Data Curation vs. Data Enrichment

Data Curation vs. Two Flavors of Data Enrichment

Data curation is about improving the quality of the data you already have.

It usually involves redaction of cases and measures that don’t meet a quality standard, e.g., removing cases or observations for missing values, missing inclusion criteria, negative annotations about quality.

Data enrichment is about adding data to make the data asset more valuable.

It comes in two flavors: endogenous and exogenous.

“Endogenous data enrichment” transforms existing data into derived variables that are more informative and meaningful relative to the questions being asked than the original data. Often, these are the results of bioinformatics pipelines that create derived results, and in the past, we have described this path as “derived results integration.”

A typical, if trivial, example is the calculation of a summary scale score from a vector of sub-scores. More complex examples include calculation of biomarkers from biological or phenotypic observations.

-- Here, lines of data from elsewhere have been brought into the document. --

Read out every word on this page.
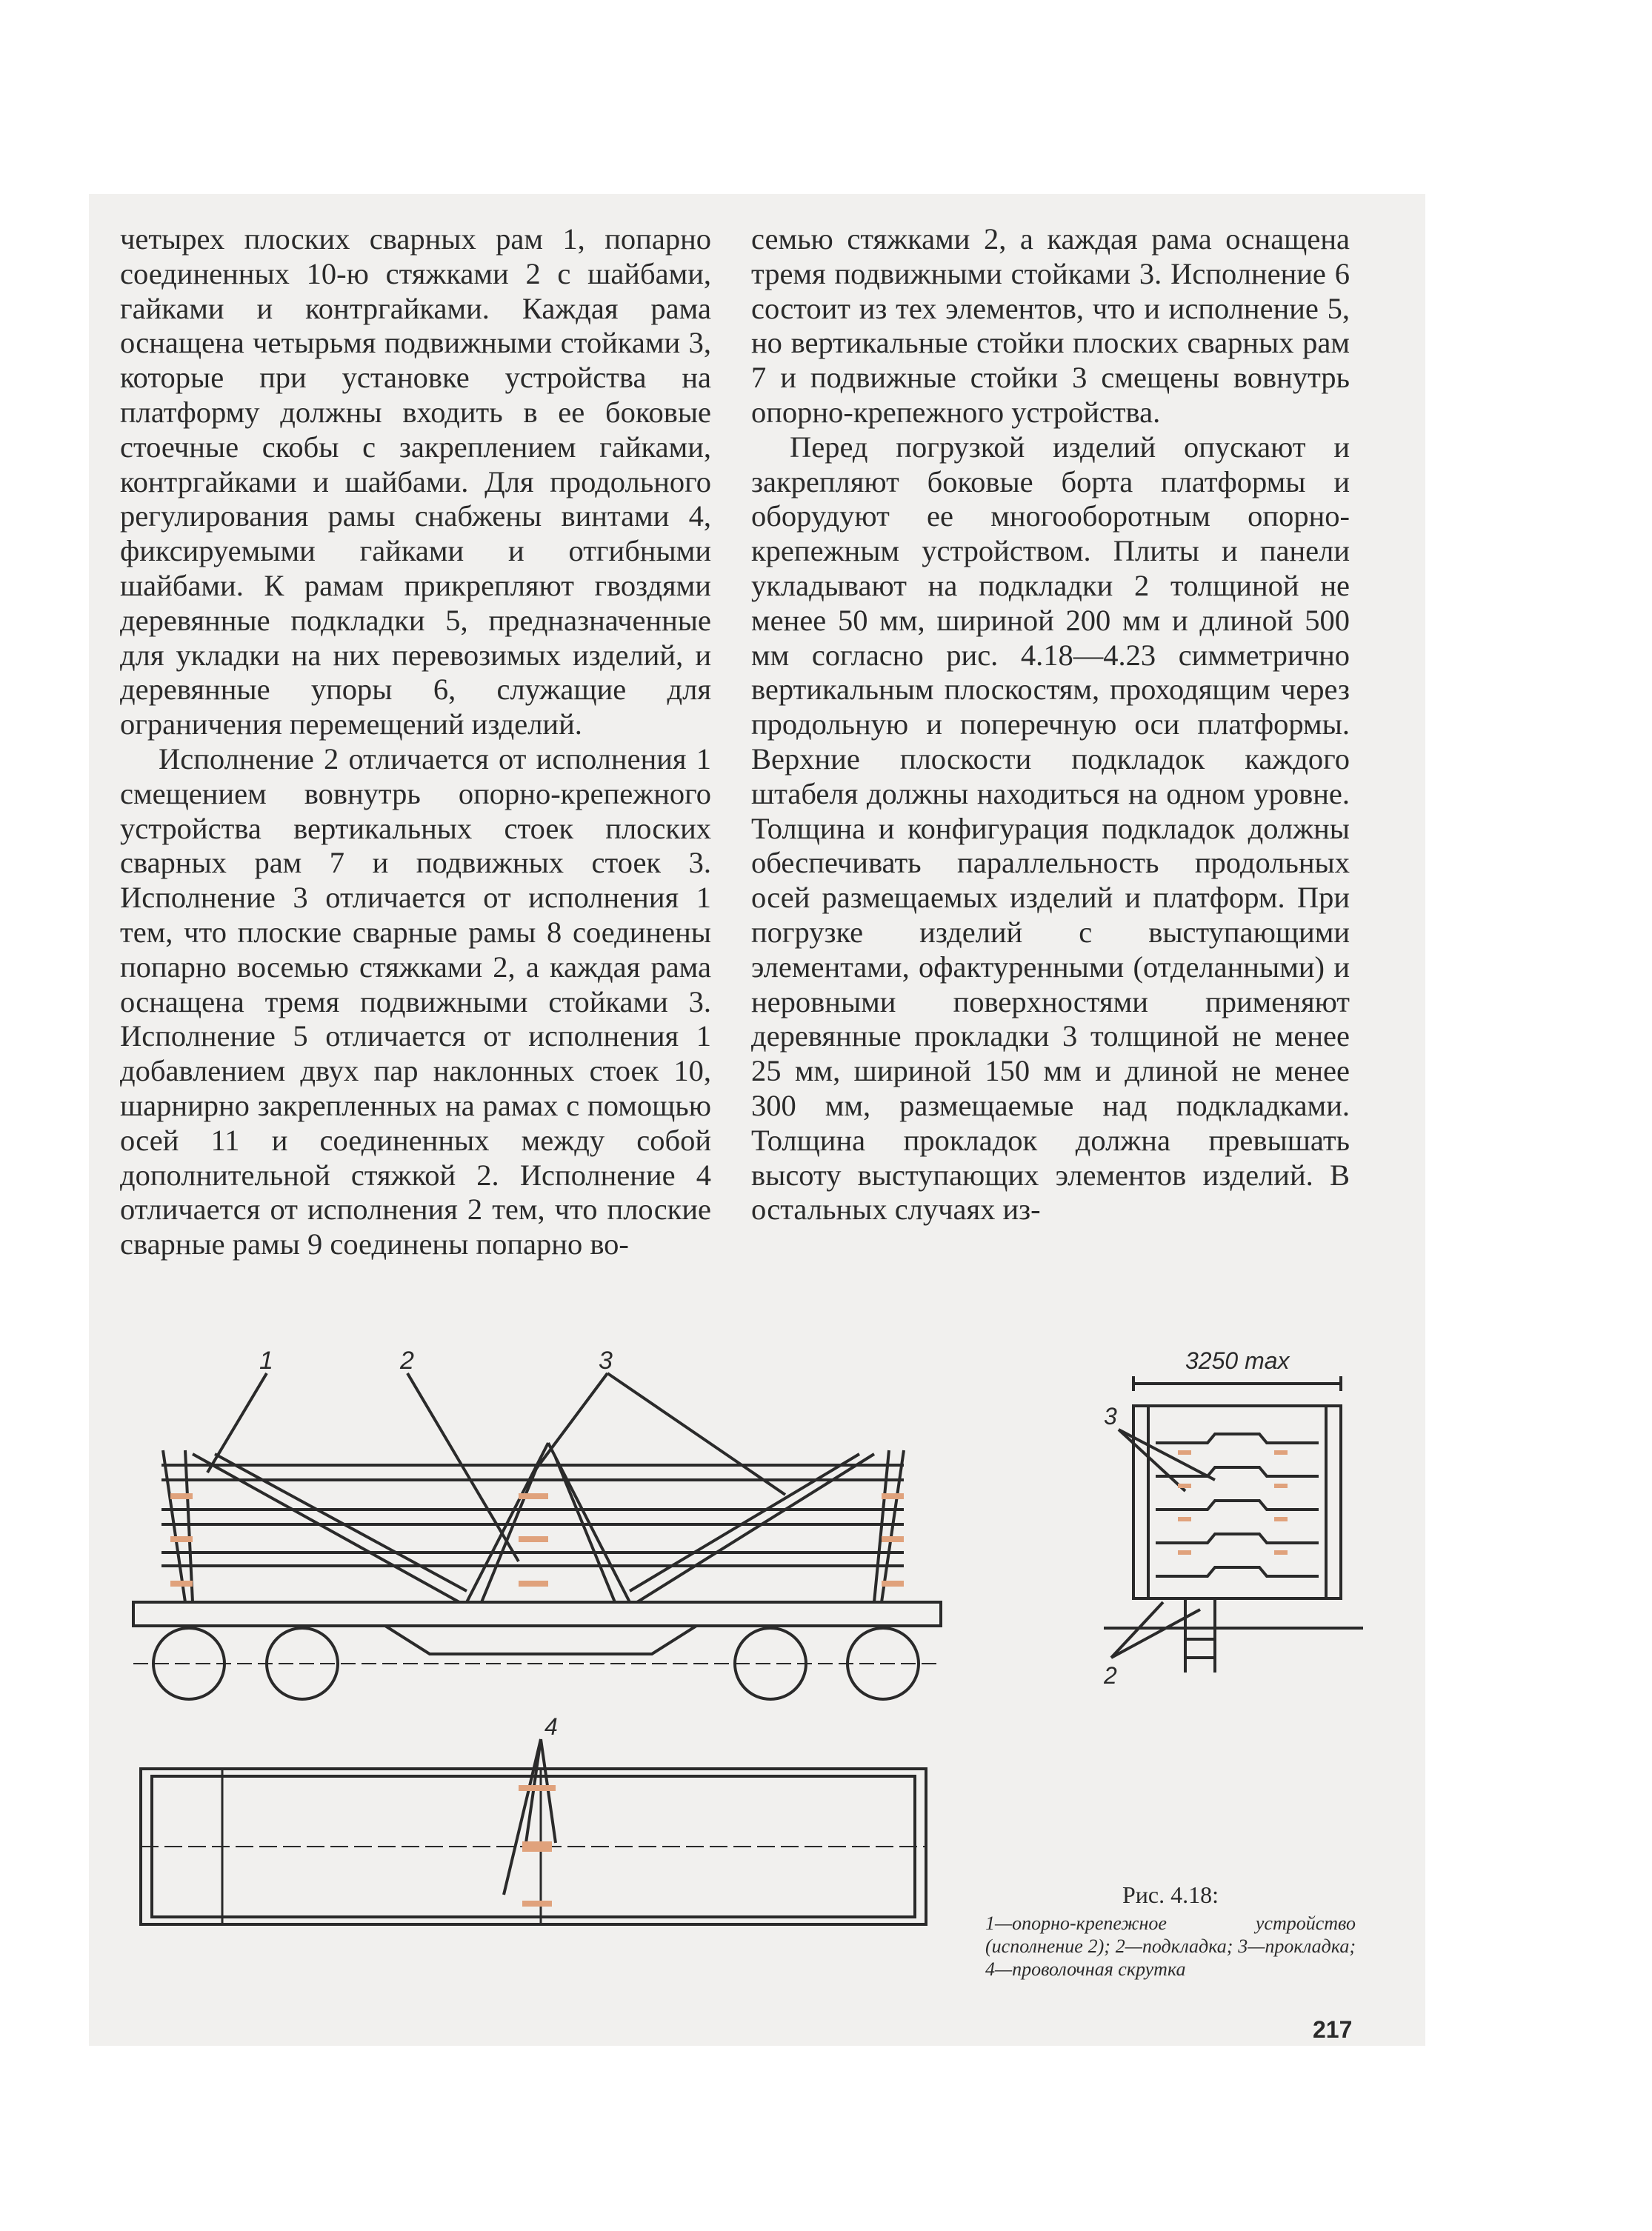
четырех плоских сварных рам 1, попарно соединенных 10-ю стяжками 2 с шайбами, гайками и контргайками. Каждая рама оснащена четырьмя подвижными стойками 3, которые при установке устройства на платформу должны входить в ее боковые стоечные скобы с закреплением гайками, контргайками и шайбами. Для продольного регулирования рамы снабжены винтами 4, фиксируемыми гайками и отгибными шайбами. К рамам прикрепляют гвоздями деревянные подкладки 5, предназначенные для укладки на них перевозимых изделий, и деревянные упоры 6, служащие для ограничения перемещений изделий.

Исполнение 2 отличается от исполнения 1 смещением вовнутрь опорно-крепежного устройства вертикальных стоек плоских сварных рам 7 и подвижных стоек 3. Исполнение 3 отличается от исполнения 1 тем, что плоские сварные рамы 8 соединены попарно восемью стяжками 2, а каждая рама оснащена тремя подвижными стойками 3. Исполнение 5 отличается от исполнения 1 добавлением двух пар наклонных стоек 10, шарнирно закрепленных на рамах с помощью осей 11 и соединенных между собой дополнительной стяжкой 2. Исполнение 4 отличается от исполнения 2 тем, что плоские сварные рамы 9 соединены попарно во-

семью стяжками 2, а каждая рама оснащена тремя подвижными стойками 3. Исполнение 6 состоит из тех элементов, что и исполнение 5, но вертикальные стойки плоских сварных рам 7 и подвижные стойки 3 смещены вовнутрь опорно-крепежного устройства.

Перед погрузкой изделий опускают и закрепляют боковые борта платформы и оборудуют ее многооборотным опорно-крепежным устройством. Плиты и панели укладывают на подкладки 2 толщиной не менее 50 мм, шириной 200 мм и длиной 500 мм согласно рис. 4.18—4.23 симметрично вертикальным плоскостям, проходящим через продольную и поперечную оси платформы. Верхние плоскости подкладок каждого штабеля должны находиться на одном уровне. Толщина и конфигурация подкладок должны обеспечивать параллельность продольных осей размещаемых изделий и платформ. При погрузке изделий с выступающими элементами, офактуренными (отделанными) и неровными поверхностями применяют деревянные прокладки 3 толщиной не менее 25 мм, шириной 150 мм и длиной не менее 300 мм, размещаемые над подкладками. Толщина прокладок должна превышать высоту выступающих элементов изделий. В остальных случаях из-

1	2	3	3250 max
3
2
4
Рис. 4.18:
1—опорно-крепежное устройство (исполнение 2); 2—подкладка; 3—прокладка; 4—проволочная скрутка
217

“Exogenous data enrichment” uses data ingested from new sources to increase the value of the overall data asset in the sense of making more informative relative to some set of questions. Often, it is a result of a “data integration” process, and that’s how we have usually described it in the past.

A typical example is adding PRO or Social Determinants data to clinical data. More complex examples may involve combining data from multiple studies, multiple registries, or new time-points, adding descriptive information about biological entities from public databases.